You know what they say: If you can't stand the heat...

So I have a dumb question. But I don't know the answer, so I'll ask it anyways.

First, some background: I have both an oven and a toaster oven in my kitchen. For the most part, it is self-evident which item to use for any given task. Items in large containers that need to be cooked for a long time (cookies, pies, casseroles, pizzas, etc.) go into the oven. Small items that need to be briefly heated to a high temperature (slices of bread, leftovers, etc.) can go in the toaster oven.

My question is, when I need to heat a small thing for a very long time, what's the appropriate appliance to use? To give an example, I like doing roasted carrots, which requires preheating the oven (over 5 minutes on the "real" oven, less than a minute on the toaster) and then baking them for close to an hour. Since I'm cooking for one, though, it's small enough that it easily fits in the toaster oven. So which takes more power, cooking for a long time in a real oven or cooking in a long time in a toaster oven?

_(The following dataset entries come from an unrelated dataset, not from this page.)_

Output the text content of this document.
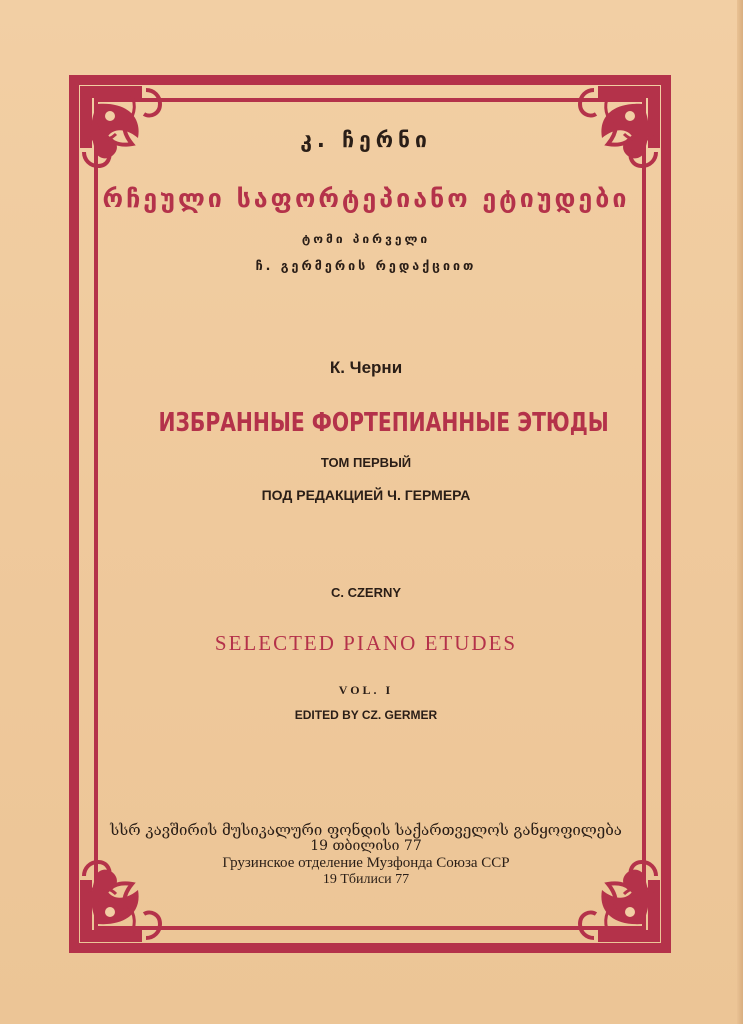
კ. ჩერნი
რჩეული საფორტეპიანო ეტიუდები
ტომი პირველი
ჩ. გერმერის რედაქციით
К. Черни
ИЗБРАННЫЕ ФОРТЕПИАННЫЕ ЭТЮДЫ
ТОМ ПЕРВЫЙ
ПОД РЕДАКЦИЕЙ Ч. ГЕРМЕРА
C. CZERNY
SELECTED PIANO ETUDES
VOL. I
EDITED BY CZ. GERMER
სსრ კავშირის მუსიკალური ფონდის საქართველოს განყოფილება
19 თბილისი 77
Грузинское отделение Музфонда Союза ССР
19 Тбилиси 77
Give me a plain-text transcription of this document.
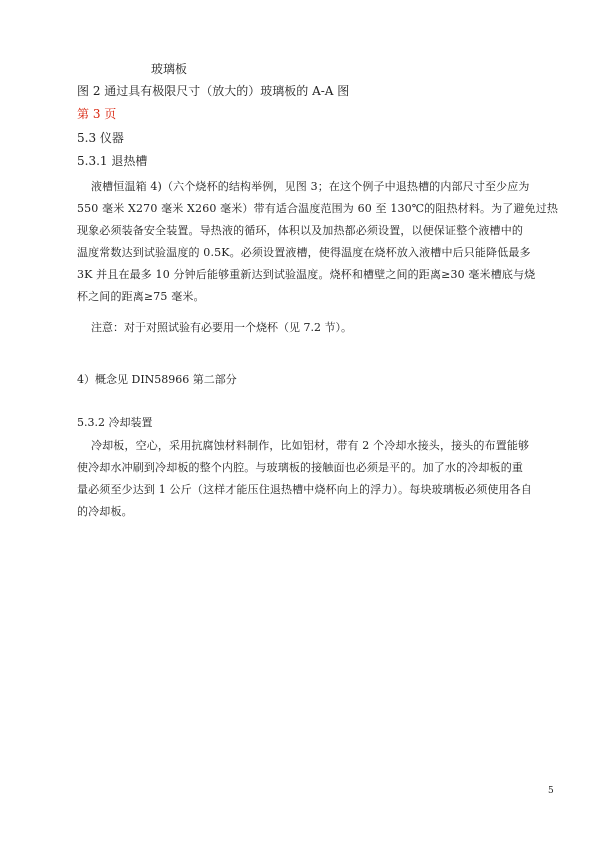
玻璃板
图 2 通过具有极限尺寸（放大的）玻璃板的 A-A 图
第 3 页
5.3 仪器
5.3.1 退热槽
液槽恒温箱 4)（六个烧杯的结构举例，见图 3；在这个例子中退热槽的内部尺寸至少应为
550 毫米 X270 毫米 X260 毫米）带有适合温度范围为 60 至 130℃的阻热材料。为了避免过热
现象必须装备安全装置。导热液的循环，体积以及加热都必须设置，以便保证整个液槽中的
温度常数达到试验温度的 0.5K。必须设置液槽，使得温度在烧杯放入液槽中后只能降低最多
3K 并且在最多 10 分钟后能够重新达到试验温度。烧杯和槽壁之间的距离≥30 毫米槽底与烧
杯之间的距离≥75 毫米。
注意：对于对照试验有必要用一个烧杯（见 7.2 节）。
4）概念见 DIN58966 第二部分
5.3.2 冷却装置
冷却板，空心，采用抗腐蚀材料制作，比如铝材，带有 2 个冷却水接头，接头的布置能够
使冷却水冲刷到冷却板的整个内腔。与玻璃板的接触面也必须是平的。加了水的冷却板的重
量必须至少达到 1 公斤（这样才能压住退热槽中烧杯向上的浮力）。每块玻璃板必须使用各自
的冷却板。
5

My gut tells me that it's the real oven... it takes a long time to get heated up, but once it's there, it seems to keep the temperature pretty well, just occasionally kicking the coils back on. By contrast, the electric toaster oven regularly cycles on and off, and I can't imagine that it holds heat as well. I could be wrong, though!

On an almost related question (equally dumb!), is there a reliable way to find out how much power a given appliance draws? I'm particularly curious about my computer, especially if there's a noticeable difference between when it's cranking away and when it's idling.


  1. To the first question, I only have a completely unhelpful anecdote:
    I felt wasteful the other day when all I had to cook in the oven was a yam. If only I had the flour to make beer bread, tree-hugging conscience would have been assuaged.

    For the second, this might be what you're after. Also, being in the Bay Area, you could try talking to the Mythbusters, I'm sure they have something that'd do in a pinch.

  2. Thanks! And I totally know how you felt - I've had the oven going for a single sweet potato, individual pot pie, and the like. I'm at peace with it, I just want to make sure that this inherently wasteful project produces as little waste as possible.

    Speaking of which, that Kill-a-Watt thing looks really useful! I may need to grab one of those. The only shame is, I don't think it'll help me determine how much power my oven uses. Maybe I can still call in the Mythbusters for that...

  3. You have far too much time on your hands, my friend. You should be worrying about far more important queries such as "How much wood could a woodchuck chuck if a woodchuck could chuck wood?" or "What is the airspeed velocity of an unladen swallow?"